GreyMatter

Future of Work

Circa early 2020, Covid19 caught the world by surprise, to say the least.

The last couple of years have been crazy in many ways. Organizations, big and small, went from a status quo that was essentially unchanged for decades, to work-from-home (WFH), to work-from-anywhere (WFA). New buzzwords like ‘blursday’ entered our lexicon, the common man picked up a few concepts about epidemiology, and every one and their third cousin got acquainted with Zoom.

Technology led companies and consulting firms were already used to working across the globe with tools and tech that made it somewhat easier to coordinate remotely. Most other businesses, however, had to hurriedly learn how to cope with the demands of WFH, while simultaneously addressing growing cybersecurity threats.

Customers across the globe faced difficulties of their own: Ever-changing lockdown conditions by local governments made it nearly impossible to access any thing more than just the basics. Senior citizens learned how to navigate food delivery apps, children coped with schooling via video calls on Google Classroom, and the average family embraced digital channels of service, as best as possible.

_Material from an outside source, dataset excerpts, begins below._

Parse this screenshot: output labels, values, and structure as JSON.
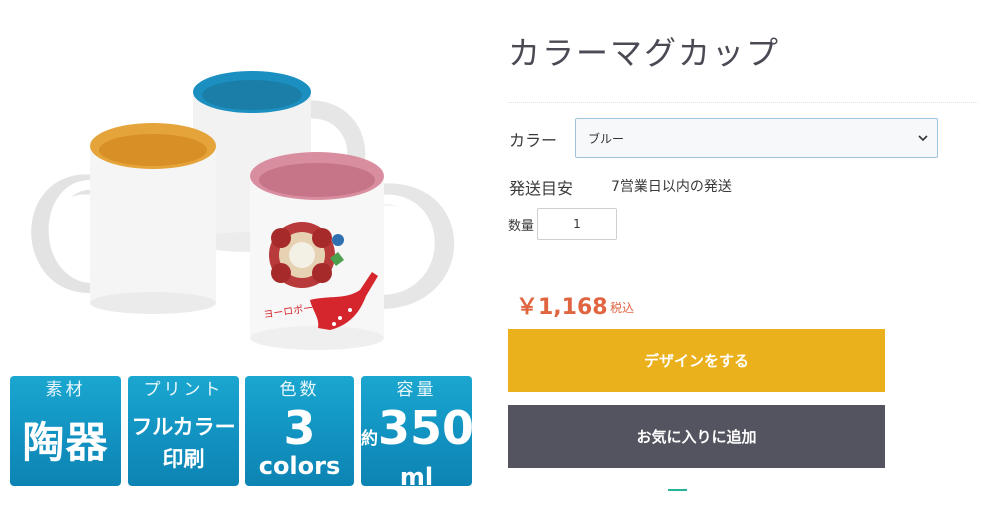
{
  "product": {
    "title": "カラーマグカップ",
    "image_alt": "mug-photo"
  },
  "badges": [
    {
      "label": "素材",
      "value": "陶器"
    },
    {
      "label": "プリント",
      "value_line1": "フルカラー",
      "value_line2": "印刷"
    },
    {
      "label": "色数",
      "value_num": "3",
      "value_unit": "colors"
    },
    {
      "label": "容量",
      "value_prefix": "約",
      "value_num": "350",
      "value_unit": "ml"
    }
  ],
  "form": {
    "color_label": "カラー",
    "color_selected": "ブルー",
    "shipping_label": "発送目安",
    "shipping_value": "7営業日以内の発送",
    "quantity_label": "数量",
    "quantity_value": "1"
  },
  "pricing": {
    "price": "￥1,168",
    "tax_note": "税込"
  },
  "actions": {
    "design_label": "デザインをする",
    "favorite_label": "お気に入りに追加"
  },
  "colors": {
    "design_button": "#ebb11d",
    "favorite_button": "#545460",
    "price": "#e0643f",
    "badge": "#1190bf"
  }
}
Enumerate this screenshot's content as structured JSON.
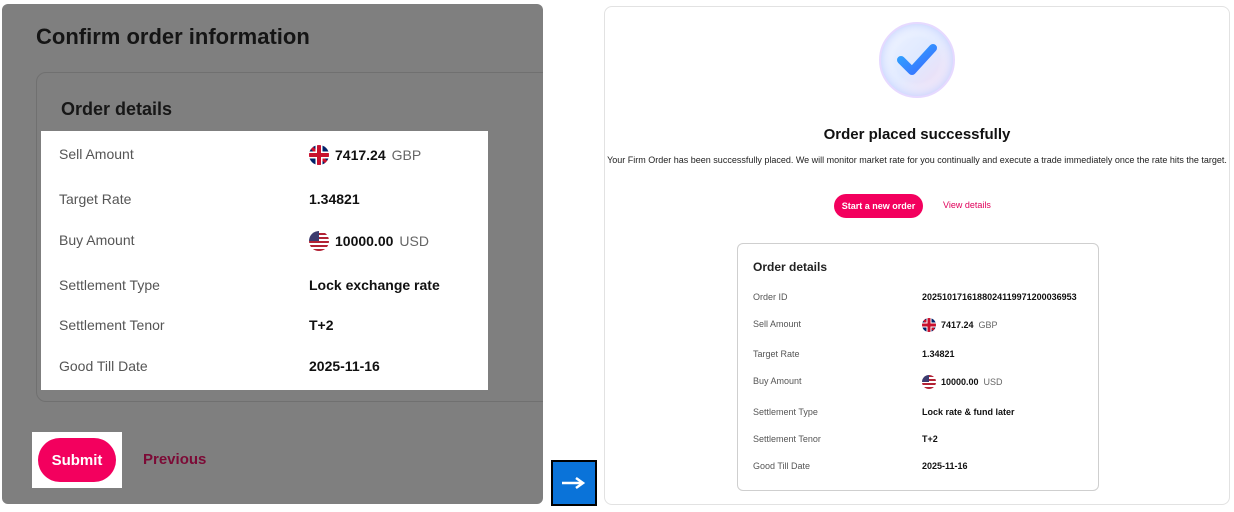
{
  "confirm": {
    "title": "Confirm order information",
    "card_title": "Order details",
    "rows": [
      {
        "label": "Sell Amount",
        "value": "7417.24",
        "currency": "GBP",
        "flag": "uk-flag-icon"
      },
      {
        "label": "Target Rate",
        "value": "1.34821"
      },
      {
        "label": "Buy Amount",
        "value": "10000.00",
        "currency": "USD",
        "flag": "us-flag-icon"
      },
      {
        "label": "Settlement Type",
        "value": "Lock exchange rate"
      },
      {
        "label": "Settlement Tenor",
        "value": "T+2"
      },
      {
        "label": "Good Till Date",
        "value": "2025-11-16"
      }
    ],
    "submit_label": "Submit",
    "previous_label": "Previous"
  },
  "arrow_icon": "right-arrow-icon",
  "success": {
    "icon": "checkmark-badge-icon",
    "title": "Order placed successfully",
    "message": "Your Firm Order has been successfully placed. We will monitor market rate for you continually and execute a trade immediately once the rate hits the target.",
    "start_new_order_label": "Start a new order",
    "view_details_label": "View details",
    "details": {
      "title": "Order details",
      "rows": [
        {
          "label": "Order ID",
          "value": "20251017161880241199712000369​53"
        },
        {
          "label": "Sell Amount",
          "value": "7417.24",
          "currency": "GBP",
          "flag": "uk-flag-icon"
        },
        {
          "label": "Target Rate",
          "value": "1.34821"
        },
        {
          "label": "Buy Amount",
          "value": "10000.00",
          "currency": "USD",
          "flag": "us-flag-icon"
        },
        {
          "label": "Settlement Type",
          "value": "Lock rate & fund later"
        },
        {
          "label": "Settlement Tenor",
          "value": "T+2"
        },
        {
          "label": "Good Till Date",
          "value": "2025-11-16"
        }
      ]
    }
  },
  "colors": {
    "accent": "#f3005e",
    "overlay_gray": "#7f7f7f",
    "arrow_blue": "#0a73d9"
  }
}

For some enterprises, there may have been savings in terms of infrastructure, while others stared down fixed-cost assets that remained unutilized for months at end. Employees facing a harsh commute were happy with WFH/WFA flexibility, while others missed the connect and conversations that can only happen in the workplace. The pandemic certainly made it harder to collaborate with colleagues – especially those engaged in complex cross-functional work, not to mention newbies being onboarded entirely in remote mode.

The hardest hit of all were daily workers, those whose work cannot be done in WFH mode, families with school-children but no access to mobile devices or spotty Internet, and of course those in essential services and healthcare that were fighting at the forefront every day.

Two years down, problems still abound and there are no easy answers to be found. Yes, “hybrid work” is the phrase most talked about these days, but no one knows what the future of work will really look like. May be we can use this opportunity to re-imagine how we organize our work and ourselves. Or is it just wishful thinking?